COVID-19: transmission more similar to H1N1, threat may erode with time

Researchers from the National Centre for Infectious Diseases have confirmed that the transmission mechanism of COVID-19 is different from SARS and in fact more similar to H1N1 or influenza. Like influenza, COVID-19 is infectious when symptoms are mild.

Assistant Professor Clarence Tam stressed that even if the risk of mortality from a virus is low, it can still cause a large number of deaths if it spreads easily.

“The available data indicate that this new virus is not as deadly as SARS, but spreads much more readily from person to person. Consequently, the number of reported deaths has already surpassed deaths from SARS in less than two months,” he said.

“The same applies for influenza viruses. Even though the proportion of all influenza cases that succumb to the disease is low, an estimated 300,000-500,000 people worldwide die each year from influenza,” he added.
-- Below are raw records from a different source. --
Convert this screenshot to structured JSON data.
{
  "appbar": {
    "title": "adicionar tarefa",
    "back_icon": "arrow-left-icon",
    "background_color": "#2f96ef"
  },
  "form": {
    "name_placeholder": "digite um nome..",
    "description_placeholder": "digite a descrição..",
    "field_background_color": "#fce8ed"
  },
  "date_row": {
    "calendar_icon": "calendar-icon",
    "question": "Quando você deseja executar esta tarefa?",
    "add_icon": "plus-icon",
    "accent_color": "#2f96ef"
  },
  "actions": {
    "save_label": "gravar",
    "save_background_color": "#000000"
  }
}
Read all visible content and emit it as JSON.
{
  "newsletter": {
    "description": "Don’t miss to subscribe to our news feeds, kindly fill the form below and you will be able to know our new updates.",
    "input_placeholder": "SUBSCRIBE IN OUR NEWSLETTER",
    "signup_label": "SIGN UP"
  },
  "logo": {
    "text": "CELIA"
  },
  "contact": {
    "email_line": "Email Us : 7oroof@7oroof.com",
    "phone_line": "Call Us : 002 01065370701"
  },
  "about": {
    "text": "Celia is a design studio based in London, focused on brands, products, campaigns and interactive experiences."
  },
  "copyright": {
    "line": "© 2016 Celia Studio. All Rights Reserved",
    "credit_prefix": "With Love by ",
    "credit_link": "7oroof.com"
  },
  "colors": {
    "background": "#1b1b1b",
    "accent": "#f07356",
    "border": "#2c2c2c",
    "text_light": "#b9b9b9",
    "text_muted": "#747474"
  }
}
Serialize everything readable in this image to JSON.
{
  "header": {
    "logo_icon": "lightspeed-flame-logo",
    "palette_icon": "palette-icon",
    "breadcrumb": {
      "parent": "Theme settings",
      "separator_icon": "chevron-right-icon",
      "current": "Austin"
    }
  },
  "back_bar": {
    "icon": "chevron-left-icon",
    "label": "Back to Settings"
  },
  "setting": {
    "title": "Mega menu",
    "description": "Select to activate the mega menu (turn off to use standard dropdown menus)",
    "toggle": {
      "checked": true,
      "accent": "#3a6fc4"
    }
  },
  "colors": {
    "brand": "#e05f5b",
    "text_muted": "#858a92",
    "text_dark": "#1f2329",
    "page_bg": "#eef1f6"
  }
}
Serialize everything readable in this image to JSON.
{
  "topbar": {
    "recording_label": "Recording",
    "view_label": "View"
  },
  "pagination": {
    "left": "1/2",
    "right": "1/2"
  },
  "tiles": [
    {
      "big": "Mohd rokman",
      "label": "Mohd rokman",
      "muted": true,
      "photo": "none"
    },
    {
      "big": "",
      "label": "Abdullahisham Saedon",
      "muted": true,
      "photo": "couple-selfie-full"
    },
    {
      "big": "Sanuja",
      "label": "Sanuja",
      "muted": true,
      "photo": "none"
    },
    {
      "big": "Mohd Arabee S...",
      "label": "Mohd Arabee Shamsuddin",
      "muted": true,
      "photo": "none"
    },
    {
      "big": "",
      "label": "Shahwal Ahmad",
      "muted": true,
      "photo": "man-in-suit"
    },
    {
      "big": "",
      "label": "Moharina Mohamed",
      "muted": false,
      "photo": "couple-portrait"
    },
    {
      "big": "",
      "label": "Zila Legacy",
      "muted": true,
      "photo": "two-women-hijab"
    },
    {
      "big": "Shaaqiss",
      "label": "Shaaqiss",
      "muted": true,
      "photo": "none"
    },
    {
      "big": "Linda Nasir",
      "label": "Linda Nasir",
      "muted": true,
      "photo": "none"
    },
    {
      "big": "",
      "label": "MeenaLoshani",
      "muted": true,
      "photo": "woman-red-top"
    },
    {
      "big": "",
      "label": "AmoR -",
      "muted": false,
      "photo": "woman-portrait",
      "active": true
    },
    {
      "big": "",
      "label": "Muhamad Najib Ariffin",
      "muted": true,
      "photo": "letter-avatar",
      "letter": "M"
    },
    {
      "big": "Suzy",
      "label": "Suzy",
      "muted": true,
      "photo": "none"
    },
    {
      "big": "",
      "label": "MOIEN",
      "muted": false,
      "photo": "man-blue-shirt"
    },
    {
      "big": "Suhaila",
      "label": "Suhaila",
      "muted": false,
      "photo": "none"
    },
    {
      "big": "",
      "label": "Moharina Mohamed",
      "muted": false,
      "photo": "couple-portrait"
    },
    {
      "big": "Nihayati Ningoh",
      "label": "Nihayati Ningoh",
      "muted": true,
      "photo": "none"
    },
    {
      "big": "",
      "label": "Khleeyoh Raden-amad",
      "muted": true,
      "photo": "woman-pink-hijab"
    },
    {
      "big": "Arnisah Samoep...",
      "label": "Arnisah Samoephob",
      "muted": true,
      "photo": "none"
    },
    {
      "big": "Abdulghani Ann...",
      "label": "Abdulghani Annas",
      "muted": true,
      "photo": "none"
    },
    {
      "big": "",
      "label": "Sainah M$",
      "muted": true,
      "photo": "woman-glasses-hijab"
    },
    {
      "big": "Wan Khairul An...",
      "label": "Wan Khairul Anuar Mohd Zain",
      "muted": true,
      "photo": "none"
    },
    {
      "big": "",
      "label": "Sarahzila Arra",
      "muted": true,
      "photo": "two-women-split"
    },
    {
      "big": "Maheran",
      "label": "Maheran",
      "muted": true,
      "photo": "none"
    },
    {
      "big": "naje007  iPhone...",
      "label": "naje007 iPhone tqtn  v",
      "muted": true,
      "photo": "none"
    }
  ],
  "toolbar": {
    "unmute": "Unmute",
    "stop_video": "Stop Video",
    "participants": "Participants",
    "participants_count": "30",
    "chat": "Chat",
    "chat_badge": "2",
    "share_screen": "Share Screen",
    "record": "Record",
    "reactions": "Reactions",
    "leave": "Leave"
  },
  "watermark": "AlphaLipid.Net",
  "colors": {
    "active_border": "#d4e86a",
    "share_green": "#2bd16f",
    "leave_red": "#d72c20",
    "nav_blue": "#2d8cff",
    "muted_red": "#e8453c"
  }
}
Some experts believe the coronavirus causing the COVID-19 outbreak will mutate to something milder, stabilise and eventually disappear from public consciousness.

“This is the historical pattern of past pandemics, and happens because the virus ‘burns out’ and runs out of people to infect as a result of many factors. There is a possibility that the virus could mutate into something more ‘sinister’, that spreads faster or cause more severe disease, but, so far, we have not seen any evidence of this happening,” said Professor Tikki Pangestu, visiting professor at the Lee Kuan Yew School of Public Policy.
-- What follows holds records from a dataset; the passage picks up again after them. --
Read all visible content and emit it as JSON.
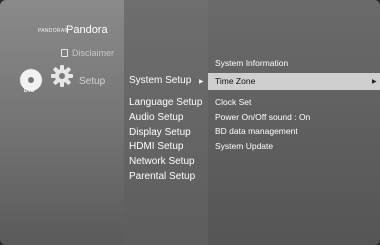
{
  "branding": {
    "pandora_small": "PANDORA®",
    "pandora": "Pandora"
  },
  "left_menu": {
    "disclaimer_label": "Disclaimer",
    "setup_label": "Setup",
    "disc_label": "DVD"
  },
  "middle_menu": {
    "active_label": "System Setup",
    "items": [
      {
        "label": "Language Setup"
      },
      {
        "label": "Audio Setup"
      },
      {
        "label": "Display Setup"
      },
      {
        "label": "HDMI Setup"
      },
      {
        "label": "Network Setup"
      },
      {
        "label": "Parental Setup"
      }
    ]
  },
  "right_menu": {
    "header": "System Information",
    "highlighted": "Time Zone",
    "items": [
      {
        "label": "Clock Set"
      },
      {
        "label": "Power On/Off sound    :  On"
      },
      {
        "label": "BD data management"
      },
      {
        "label": "System Update"
      }
    ]
  },
  "icons": {
    "page": "page-icon",
    "gear": "gear-icon",
    "disc": "disc-icon",
    "arrow": "arrow-right-icon"
  },
  "colors": {
    "highlight_bar": "#cfcfcf",
    "background": "#777777"
  }
}
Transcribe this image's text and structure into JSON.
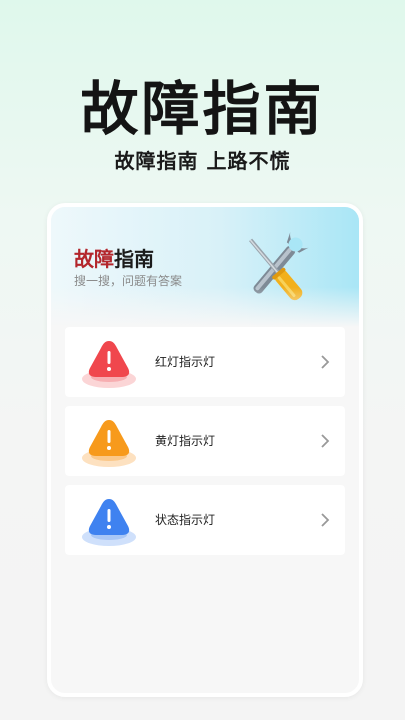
{
  "hero": {
    "title": "故障指南",
    "subtitle": "故障指南 上路不慌"
  },
  "banner": {
    "title_part1": "故障",
    "title_part2": "指南",
    "subtitle": "搜一搜，问题有答案"
  },
  "items": [
    {
      "label": "红灯指示灯",
      "icon": "red-warning-icon",
      "color": "#f0474d"
    },
    {
      "label": "黄灯指示灯",
      "icon": "yellow-warning-icon",
      "color": "#f79a1c"
    },
    {
      "label": "状态指示灯",
      "icon": "blue-warning-icon",
      "color": "#3f82f0"
    }
  ]
}
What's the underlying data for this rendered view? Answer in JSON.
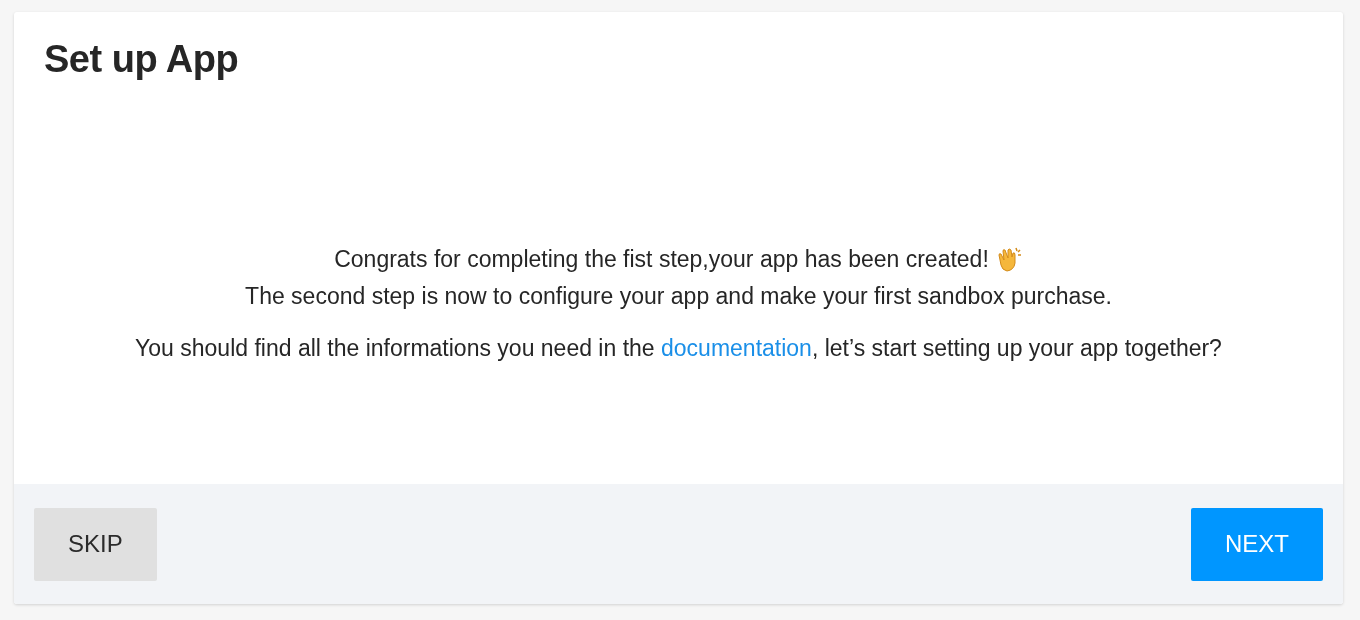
{
  "dialog": {
    "title": "Set up App",
    "message_lines": [
      "Congrats for completing the fist step,your app has been created!",
      "The second step is now to configure your app and make your first sandbox purchase."
    ],
    "help_text": {
      "before": "You should find all the informations you need in the ",
      "link": "documentation",
      "after": ", let’s start setting up your app together?"
    },
    "buttons": [
      {
        "label": "SKIP",
        "kind": "secondary"
      },
      {
        "label": "NEXT",
        "kind": "primary"
      }
    ]
  }
}
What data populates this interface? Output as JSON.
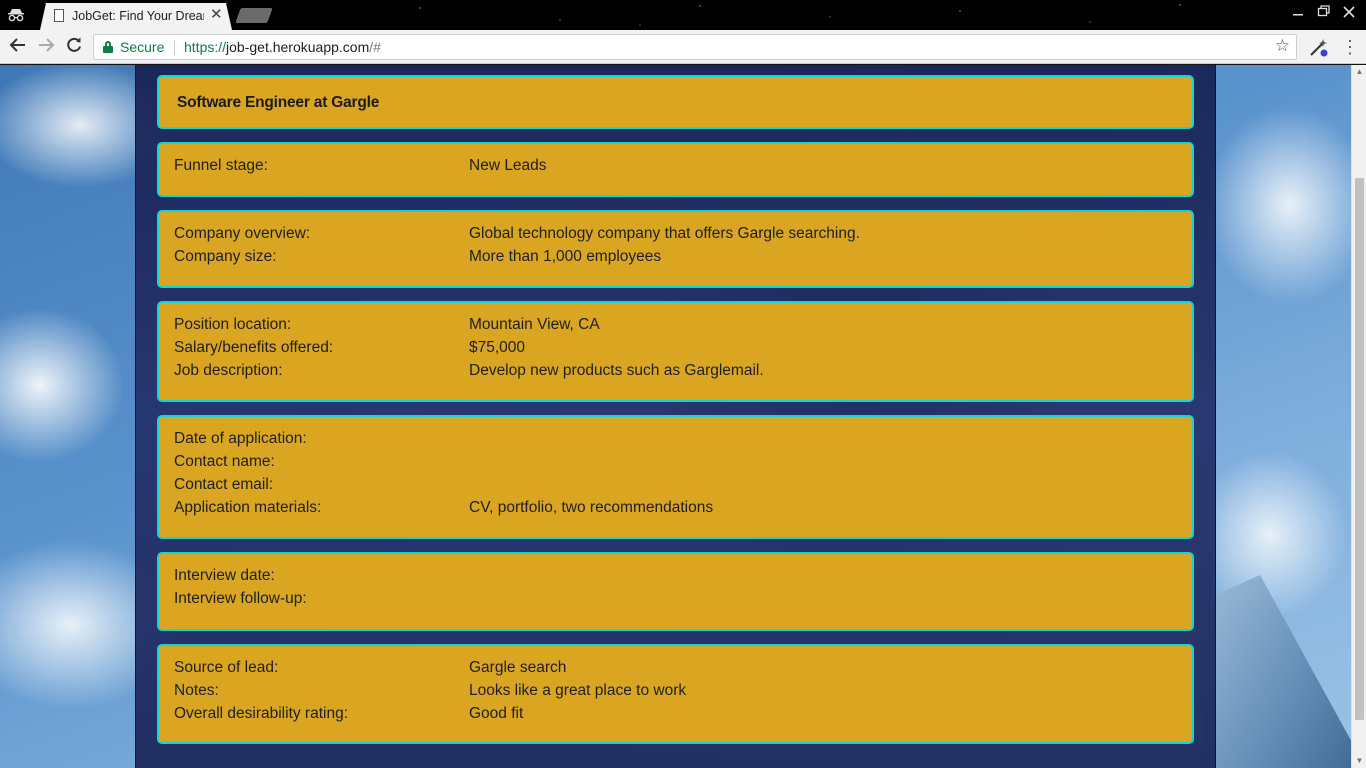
{
  "browser": {
    "tab_title": "JobGet: Find Your Dream",
    "tab_close": "✕",
    "secure_label": "Secure",
    "url_protocol": "https://",
    "url_host": "job-get.herokuapp.com",
    "url_path": "/#",
    "icons": [
      "incognito-icon",
      "page-icon",
      "back-icon",
      "forward-icon",
      "reload-icon",
      "lock-icon",
      "bookmark-star-icon",
      "extension-icon",
      "menu-icon"
    ]
  },
  "job": {
    "title": "Software Engineer at Gargle",
    "funnel": {
      "label": "Funnel stage:",
      "value": "New Leads"
    },
    "company": [
      {
        "label": "Company overview:",
        "value": "Global technology company that offers Gargle searching."
      },
      {
        "label": "Company size:",
        "value": "More than 1,000 employees"
      }
    ],
    "position": [
      {
        "label": "Position location:",
        "value": "Mountain View, CA"
      },
      {
        "label": "Salary/benefits offered:",
        "value": "$75,000"
      },
      {
        "label": "Job description:",
        "value": "Develop new products such as Garglemail."
      }
    ],
    "application": [
      {
        "label": "Date of application:",
        "value": ""
      },
      {
        "label": "Contact name:",
        "value": ""
      },
      {
        "label": "Contact email:",
        "value": ""
      },
      {
        "label": "Application materials:",
        "value": "CV, portfolio, two recommendations"
      }
    ],
    "interview": [
      {
        "label": "Interview date:",
        "value": ""
      },
      {
        "label": "Interview follow-up:",
        "value": ""
      }
    ],
    "source": [
      {
        "label": "Source of lead:",
        "value": "Gargle search"
      },
      {
        "label": "Notes:",
        "value": "Looks like a great place to work"
      },
      {
        "label": "Overall desirability rating:",
        "value": "Good fit"
      }
    ]
  },
  "colors": {
    "card_bg": "#daa520",
    "card_border": "#19d3d3",
    "panel_bg": "#1c2a66",
    "secure_green": "#0b8043"
  }
}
Dr Leong Hoe Nam, infectious disease specialist at Mount Elizabeth Novena Hospital, added, “If the virus is too pathogenic and it kills its host, it is unable to continue spreading. But if it is mild, it can continue to propagate and pass on to other individuals, eventually picking up mutations that reduce the virus’ ability to cause disease.”
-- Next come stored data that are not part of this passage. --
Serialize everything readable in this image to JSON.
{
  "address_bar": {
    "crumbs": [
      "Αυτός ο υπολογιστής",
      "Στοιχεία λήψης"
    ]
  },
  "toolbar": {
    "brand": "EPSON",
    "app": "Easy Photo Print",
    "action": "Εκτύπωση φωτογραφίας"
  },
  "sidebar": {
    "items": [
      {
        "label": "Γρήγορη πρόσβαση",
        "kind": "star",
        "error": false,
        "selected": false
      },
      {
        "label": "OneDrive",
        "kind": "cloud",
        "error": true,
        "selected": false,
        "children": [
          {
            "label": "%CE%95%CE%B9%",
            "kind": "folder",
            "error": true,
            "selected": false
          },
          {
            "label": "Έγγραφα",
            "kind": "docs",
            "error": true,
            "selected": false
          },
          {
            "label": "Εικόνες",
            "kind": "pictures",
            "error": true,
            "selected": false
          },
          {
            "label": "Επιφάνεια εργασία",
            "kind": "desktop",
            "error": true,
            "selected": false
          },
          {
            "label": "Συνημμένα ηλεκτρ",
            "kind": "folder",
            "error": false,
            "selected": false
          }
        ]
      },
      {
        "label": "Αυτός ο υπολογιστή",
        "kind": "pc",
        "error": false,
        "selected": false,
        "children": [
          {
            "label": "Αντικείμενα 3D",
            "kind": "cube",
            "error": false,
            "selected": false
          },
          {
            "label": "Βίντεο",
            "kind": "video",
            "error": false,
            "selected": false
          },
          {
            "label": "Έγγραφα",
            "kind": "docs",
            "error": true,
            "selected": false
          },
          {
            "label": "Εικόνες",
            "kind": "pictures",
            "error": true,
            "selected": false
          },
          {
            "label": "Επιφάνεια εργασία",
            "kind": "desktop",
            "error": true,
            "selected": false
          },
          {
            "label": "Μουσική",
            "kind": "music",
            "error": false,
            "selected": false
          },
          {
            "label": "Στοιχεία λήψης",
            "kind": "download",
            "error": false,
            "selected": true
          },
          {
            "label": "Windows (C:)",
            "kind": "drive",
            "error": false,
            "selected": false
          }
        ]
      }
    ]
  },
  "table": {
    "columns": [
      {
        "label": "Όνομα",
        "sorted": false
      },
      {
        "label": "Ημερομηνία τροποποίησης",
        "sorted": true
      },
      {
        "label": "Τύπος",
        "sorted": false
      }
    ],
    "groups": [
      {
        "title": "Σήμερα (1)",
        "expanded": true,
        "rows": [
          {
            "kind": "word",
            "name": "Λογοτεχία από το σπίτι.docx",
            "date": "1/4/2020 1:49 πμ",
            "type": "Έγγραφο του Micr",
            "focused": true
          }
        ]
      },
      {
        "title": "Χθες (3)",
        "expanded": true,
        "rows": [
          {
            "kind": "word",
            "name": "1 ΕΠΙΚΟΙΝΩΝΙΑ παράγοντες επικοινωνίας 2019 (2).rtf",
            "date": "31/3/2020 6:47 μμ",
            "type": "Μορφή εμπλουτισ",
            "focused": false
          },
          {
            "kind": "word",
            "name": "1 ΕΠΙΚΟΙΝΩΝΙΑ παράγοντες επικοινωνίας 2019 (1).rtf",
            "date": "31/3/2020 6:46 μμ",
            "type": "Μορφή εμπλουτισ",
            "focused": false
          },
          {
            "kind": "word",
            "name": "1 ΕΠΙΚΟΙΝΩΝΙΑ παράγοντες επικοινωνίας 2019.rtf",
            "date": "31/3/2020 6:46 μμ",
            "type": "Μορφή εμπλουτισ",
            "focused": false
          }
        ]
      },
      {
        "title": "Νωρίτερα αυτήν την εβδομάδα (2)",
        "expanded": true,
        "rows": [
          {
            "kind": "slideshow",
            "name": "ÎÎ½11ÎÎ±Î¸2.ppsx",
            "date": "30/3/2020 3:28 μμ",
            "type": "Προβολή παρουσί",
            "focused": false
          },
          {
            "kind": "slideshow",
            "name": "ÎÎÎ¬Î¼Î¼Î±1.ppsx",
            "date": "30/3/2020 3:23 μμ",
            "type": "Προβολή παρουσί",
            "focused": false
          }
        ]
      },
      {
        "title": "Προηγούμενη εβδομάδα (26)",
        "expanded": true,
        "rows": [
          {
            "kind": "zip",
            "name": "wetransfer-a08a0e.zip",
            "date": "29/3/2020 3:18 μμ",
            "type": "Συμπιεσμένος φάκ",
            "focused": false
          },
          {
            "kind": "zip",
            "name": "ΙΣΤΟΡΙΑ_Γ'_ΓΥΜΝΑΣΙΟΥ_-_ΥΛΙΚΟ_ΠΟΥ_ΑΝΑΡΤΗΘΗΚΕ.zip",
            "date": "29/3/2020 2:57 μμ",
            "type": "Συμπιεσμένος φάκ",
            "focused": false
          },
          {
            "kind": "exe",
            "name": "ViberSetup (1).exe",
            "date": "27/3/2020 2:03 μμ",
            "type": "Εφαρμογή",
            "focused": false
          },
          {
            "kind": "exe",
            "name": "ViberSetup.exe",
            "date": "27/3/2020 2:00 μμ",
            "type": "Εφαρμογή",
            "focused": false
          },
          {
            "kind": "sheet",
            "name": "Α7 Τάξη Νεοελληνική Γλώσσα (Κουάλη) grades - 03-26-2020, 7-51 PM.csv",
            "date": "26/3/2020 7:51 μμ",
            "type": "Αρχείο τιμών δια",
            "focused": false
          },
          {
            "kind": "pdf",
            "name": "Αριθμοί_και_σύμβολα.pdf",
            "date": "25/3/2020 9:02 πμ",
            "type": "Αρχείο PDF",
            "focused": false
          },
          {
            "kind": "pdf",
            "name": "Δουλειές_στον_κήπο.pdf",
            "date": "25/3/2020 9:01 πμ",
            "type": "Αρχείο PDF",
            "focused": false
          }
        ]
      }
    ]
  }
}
Dr Tam said it is quite difficult to predict whether the COVID-19 will take the same route as the H1N1 pandemic.

“The concern is that if current efforts to contain the virus aren’t ultimately enough to stamp out human transmission, it could spread rapidly across the globe causing many more hospitalisations and deaths before a vaccine can be developed or enough immunity builds up in the population to bring the epidemic under control,” he said.